Esa noche había sido la primera que no había tenido pesadillas desde que vio a Amelia. Y sabía que era gracias a Christopher. Ese hombre estaba preparado para cualquier cosa y eso la había hecho sentirse segura. Era extraño, teniendo en cuenta lo peligroso que era.

—Anoche fui a Bernadette’s para hablar con Daphne. —La ayudó a sentarse y le colocó bien las almohadas—. Al parecer, hemos tenido un golpe de suerte. Welton tenía una chica preferida, una chica nueva llamada Beth. Pero a ella no le gustaban algunas de las aficiones de tu padrastro y éste ha optado por pasar más tiempo con Daphne, que, digamos, tiene unos gustos más diversos.

Maria sonrió.

—La verdad es que necesito toda la suerte del mundo.

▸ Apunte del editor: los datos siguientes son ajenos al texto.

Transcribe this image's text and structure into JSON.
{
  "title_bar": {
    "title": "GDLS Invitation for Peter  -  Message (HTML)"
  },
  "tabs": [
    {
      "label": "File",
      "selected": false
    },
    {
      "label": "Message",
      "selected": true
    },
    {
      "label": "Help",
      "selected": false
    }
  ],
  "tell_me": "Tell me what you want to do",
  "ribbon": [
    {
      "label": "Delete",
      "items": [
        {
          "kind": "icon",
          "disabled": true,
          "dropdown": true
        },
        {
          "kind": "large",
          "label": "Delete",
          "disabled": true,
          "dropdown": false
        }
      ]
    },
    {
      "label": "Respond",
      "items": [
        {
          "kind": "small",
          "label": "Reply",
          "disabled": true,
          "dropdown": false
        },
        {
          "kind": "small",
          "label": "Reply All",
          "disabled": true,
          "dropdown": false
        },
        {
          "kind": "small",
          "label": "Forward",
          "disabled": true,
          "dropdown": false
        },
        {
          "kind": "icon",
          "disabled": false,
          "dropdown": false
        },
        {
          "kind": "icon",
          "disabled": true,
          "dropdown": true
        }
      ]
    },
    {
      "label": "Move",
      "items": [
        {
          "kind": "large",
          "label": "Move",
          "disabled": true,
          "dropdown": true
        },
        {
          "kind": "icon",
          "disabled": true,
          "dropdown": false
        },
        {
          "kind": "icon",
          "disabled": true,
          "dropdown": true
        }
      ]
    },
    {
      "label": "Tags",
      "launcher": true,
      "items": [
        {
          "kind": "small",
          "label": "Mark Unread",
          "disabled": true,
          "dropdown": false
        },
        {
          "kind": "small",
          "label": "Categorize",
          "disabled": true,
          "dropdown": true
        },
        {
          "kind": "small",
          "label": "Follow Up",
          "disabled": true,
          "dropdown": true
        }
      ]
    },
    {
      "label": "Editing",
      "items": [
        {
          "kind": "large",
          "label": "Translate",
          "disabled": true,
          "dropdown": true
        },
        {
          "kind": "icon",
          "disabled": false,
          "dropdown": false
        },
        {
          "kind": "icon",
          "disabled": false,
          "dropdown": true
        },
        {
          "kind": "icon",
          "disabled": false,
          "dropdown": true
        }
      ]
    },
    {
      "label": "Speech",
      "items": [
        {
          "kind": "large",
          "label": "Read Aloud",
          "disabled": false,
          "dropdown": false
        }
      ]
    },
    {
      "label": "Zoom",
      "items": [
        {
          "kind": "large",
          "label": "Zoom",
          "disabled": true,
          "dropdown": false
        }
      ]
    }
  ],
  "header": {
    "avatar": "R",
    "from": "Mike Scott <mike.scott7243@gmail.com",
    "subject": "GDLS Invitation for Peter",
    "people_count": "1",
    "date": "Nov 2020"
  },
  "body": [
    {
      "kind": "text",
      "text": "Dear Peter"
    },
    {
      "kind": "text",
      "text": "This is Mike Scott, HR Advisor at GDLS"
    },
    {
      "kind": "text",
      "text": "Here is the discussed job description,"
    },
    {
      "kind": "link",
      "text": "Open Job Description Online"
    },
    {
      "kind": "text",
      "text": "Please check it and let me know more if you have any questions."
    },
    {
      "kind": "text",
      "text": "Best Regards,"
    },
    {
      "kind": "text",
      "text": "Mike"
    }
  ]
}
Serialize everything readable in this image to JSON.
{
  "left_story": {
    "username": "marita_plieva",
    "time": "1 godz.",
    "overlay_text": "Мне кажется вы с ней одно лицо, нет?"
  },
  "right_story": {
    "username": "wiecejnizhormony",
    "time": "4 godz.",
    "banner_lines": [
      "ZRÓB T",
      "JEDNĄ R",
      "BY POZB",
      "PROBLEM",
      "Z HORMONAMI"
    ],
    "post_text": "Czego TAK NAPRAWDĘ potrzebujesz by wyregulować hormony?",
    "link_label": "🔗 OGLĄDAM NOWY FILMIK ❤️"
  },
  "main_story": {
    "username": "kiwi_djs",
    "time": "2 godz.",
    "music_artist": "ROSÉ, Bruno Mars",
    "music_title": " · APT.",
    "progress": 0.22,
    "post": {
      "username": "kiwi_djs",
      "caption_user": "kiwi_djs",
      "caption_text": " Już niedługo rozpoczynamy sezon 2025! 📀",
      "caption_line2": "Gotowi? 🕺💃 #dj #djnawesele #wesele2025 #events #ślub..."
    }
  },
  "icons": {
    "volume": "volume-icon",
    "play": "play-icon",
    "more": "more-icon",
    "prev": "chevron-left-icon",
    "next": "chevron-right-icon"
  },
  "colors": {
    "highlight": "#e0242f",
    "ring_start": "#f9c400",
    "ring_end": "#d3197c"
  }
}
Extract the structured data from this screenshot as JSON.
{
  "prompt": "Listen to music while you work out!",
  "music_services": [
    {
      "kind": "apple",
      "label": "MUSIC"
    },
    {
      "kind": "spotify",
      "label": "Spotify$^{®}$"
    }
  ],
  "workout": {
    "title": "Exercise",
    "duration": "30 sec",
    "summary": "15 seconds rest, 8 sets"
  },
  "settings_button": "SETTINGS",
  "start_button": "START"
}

—Tienes toda la razón. —La observó con detenimiento—. Esta mañana te veo distinta.

—Mejor, espero.

—Mucho mejor. —La sonrisa de Simon la dejó sin aliento—. Pediré que te traigan té y algo para desayunar.

—Gracias, Simon. —Lo observó mientras se iba—. Eddington vendrá a verme hoy —le recordó.

—No me he olvidado —contestó él sin darse la vuelta.

Sola de nuevo, Maria se quedó pensando en su situación. Tenía que haber alguna manera de entretenerlos a todos un poco; a Christopher, a Welton y a Eddington. Todavía estaba medio dormida, pero si tuviera un poco de tiempo y pudiese despejarse, seguro que encontraría el modo de lograr que esos tres hombres la ayudasen. Todos tenían algo que ella quería y si actuaba con inteligencia podía lograr su objetivo.

Se pasó la mañana perdida en sus pensamientos, preparándose para la visita de Eddington pero sin prestar demasiada atención a su arreglo. Se puso un vestido de color crema y se cubrió el hombro con un chal para ocultar el vendaje. Cuando llegó el conde ya tenía más o menos un plan provisional. Estaba lo bastante segura de sí misma como para recibir a Eddington en el salón del piso de abajo en vez de en el despacho, donde normalmente recibía a las visitas de negocio.

—Buenos días, milord —lo saludó con exagerada simpatía.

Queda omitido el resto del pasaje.